Telepresence: The ROI on Collaboration
But PDAs and laptops aren't the only places bankers are plugging in to talk to each other and their clients. Teleconferencing, or telepresence, is making a strong play as well.
"Up to this point, [video] conference collaboration tools [have been] available as a means to solve something," explains Gregory Royal, CTO and EVP with Cistera, a Dallas-based provider of convergence servers for IP telephony. But, "We're working with financial institutions to see where this kind of collaboration can be used. Unfortunately, these are the types of tools that often get cut from budgets because you can't always demonstrate ROI."
According to Wachovia's Mattox, however, the bank is realizing significant cost savings from Cisco's TelePresence technology. The bank has telepresence rooms set up in its Charlotte headquarters and other locations. "We recently had calls where the heads of the lines of business were able to conduct meetings concurrently with these locations," he relates. "It's very high-end technology. Picture three 65-inch high-definition flat panel screens where it looks like the parties are all in the same room. There's also well-integrated surround sound. This is an investment that has proven to be a significant cost saver."

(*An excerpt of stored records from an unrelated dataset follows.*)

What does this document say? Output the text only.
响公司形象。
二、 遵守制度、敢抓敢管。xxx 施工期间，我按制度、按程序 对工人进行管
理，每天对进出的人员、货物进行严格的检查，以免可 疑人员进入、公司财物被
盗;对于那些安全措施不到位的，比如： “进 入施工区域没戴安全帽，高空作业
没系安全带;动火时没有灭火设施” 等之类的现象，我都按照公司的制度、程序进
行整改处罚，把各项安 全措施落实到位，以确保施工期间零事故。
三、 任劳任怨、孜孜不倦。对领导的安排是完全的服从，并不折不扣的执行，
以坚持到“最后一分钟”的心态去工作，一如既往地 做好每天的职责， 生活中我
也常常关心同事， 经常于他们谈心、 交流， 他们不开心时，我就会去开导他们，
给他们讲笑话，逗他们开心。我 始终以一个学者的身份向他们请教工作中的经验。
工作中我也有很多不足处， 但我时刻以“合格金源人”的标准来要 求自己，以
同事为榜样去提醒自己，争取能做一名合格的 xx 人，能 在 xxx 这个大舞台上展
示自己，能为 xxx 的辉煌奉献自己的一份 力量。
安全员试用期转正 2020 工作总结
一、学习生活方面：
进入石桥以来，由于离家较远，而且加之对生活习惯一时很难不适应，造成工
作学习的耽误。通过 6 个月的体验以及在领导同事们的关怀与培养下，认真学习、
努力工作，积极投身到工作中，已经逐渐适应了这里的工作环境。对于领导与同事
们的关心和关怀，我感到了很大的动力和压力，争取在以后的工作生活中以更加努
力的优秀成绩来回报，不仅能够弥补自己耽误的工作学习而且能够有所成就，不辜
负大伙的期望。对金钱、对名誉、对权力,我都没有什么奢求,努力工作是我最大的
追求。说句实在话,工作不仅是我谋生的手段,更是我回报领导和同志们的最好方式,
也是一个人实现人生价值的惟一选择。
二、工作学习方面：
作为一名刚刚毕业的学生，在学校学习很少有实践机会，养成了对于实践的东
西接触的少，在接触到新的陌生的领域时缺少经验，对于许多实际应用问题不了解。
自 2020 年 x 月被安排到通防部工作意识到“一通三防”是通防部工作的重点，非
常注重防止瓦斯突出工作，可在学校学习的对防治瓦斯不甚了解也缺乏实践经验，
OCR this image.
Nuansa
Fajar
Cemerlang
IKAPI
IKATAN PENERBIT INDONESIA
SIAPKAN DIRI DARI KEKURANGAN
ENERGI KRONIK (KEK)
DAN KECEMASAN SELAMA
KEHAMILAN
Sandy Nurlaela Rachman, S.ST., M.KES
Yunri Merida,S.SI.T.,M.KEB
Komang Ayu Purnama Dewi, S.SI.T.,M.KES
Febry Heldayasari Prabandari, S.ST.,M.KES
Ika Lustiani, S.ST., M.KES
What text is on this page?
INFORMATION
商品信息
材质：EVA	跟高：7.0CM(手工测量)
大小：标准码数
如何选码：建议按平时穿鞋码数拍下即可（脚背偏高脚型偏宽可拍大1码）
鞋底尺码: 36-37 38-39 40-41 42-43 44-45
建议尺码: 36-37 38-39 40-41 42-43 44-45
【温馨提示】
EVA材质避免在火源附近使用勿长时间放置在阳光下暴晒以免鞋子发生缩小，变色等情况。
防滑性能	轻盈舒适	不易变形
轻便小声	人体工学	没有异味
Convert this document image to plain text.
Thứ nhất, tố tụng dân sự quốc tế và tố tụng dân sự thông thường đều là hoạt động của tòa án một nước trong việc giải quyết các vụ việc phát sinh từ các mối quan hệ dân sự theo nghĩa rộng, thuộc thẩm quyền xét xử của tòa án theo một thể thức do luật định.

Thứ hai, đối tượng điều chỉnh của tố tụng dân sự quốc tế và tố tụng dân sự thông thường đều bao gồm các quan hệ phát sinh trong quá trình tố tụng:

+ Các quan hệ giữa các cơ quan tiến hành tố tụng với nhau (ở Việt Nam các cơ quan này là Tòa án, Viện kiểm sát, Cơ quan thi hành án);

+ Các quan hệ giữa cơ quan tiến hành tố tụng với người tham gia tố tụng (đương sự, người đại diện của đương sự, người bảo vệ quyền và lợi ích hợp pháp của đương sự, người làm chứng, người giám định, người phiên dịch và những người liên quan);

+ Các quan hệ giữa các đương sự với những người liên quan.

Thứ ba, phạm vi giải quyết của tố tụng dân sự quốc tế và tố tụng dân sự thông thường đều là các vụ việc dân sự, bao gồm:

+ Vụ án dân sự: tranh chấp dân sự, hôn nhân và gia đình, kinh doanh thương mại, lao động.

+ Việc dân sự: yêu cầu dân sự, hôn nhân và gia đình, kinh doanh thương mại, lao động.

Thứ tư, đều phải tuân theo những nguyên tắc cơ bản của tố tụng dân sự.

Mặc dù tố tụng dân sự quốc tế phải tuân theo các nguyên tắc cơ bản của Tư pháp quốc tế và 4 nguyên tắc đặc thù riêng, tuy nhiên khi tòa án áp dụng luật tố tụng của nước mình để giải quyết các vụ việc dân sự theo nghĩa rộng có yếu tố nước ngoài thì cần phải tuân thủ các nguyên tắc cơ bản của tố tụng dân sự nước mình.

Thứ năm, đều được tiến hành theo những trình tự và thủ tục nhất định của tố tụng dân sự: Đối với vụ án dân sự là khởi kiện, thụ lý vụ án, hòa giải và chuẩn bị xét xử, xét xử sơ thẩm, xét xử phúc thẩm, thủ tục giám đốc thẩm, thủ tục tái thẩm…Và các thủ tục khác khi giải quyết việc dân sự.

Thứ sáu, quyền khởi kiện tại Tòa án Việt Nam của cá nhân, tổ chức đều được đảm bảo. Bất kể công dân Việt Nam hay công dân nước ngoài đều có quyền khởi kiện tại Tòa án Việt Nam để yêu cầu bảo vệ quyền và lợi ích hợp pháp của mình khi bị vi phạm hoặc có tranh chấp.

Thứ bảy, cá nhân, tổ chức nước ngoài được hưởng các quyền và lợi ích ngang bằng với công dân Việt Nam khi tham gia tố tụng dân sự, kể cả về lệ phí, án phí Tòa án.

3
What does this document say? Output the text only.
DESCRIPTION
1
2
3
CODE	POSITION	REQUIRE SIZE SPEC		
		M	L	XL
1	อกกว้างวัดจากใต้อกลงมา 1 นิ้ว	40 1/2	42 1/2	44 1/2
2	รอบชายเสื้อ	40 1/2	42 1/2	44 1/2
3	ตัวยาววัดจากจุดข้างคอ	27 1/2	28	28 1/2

Mattox points to avoided travel as a major source of savings, noting that his group tracks those numbers on a monthly basis. Though he declines to offer specific figures, he says, "We are able to list hard-dollar savings, not to mention the amount of time these leaders would lose to travel when they could otherwise be working."
"This technology is definitely getting better, and telepresence solutions are gaining demand," says Forrester's Silva, who points out that the solutions provide more than simple videoconferencing abilities. "You're sharing applications, video and voice all in one system. This is a collaborative solution that unifies communication to provide information to and about one party to another. These things are practical solutions for a bank because of the high premium on touch in the business."
Proceed With Caution
Despite the benefits of emerging telecom technologies, however, Forrester's Silva says banks have been slow to adopt innovative solutions. For example, "Banks are reticent with their mobile plans," he asserts. "We do a survey of telecommunications and look at the top seven industries around networking and mobile deployments. Financial services has been the lowest adopter of Wi-Fi technology. This is usually due to the fact that they deal with sensitive information, so they're more cautious."
But such prudence is warranted, Silva concedes. He points to privacy and security regulations such as Sarbanes-Oxley and Payment Card Industry Data Security Standards as good reasons for banks to proceed with caution.
"Due to regulatory demands imposed upon [banks]," adds Heartland's Smith, "it's a good thing that they approach telecom slowly."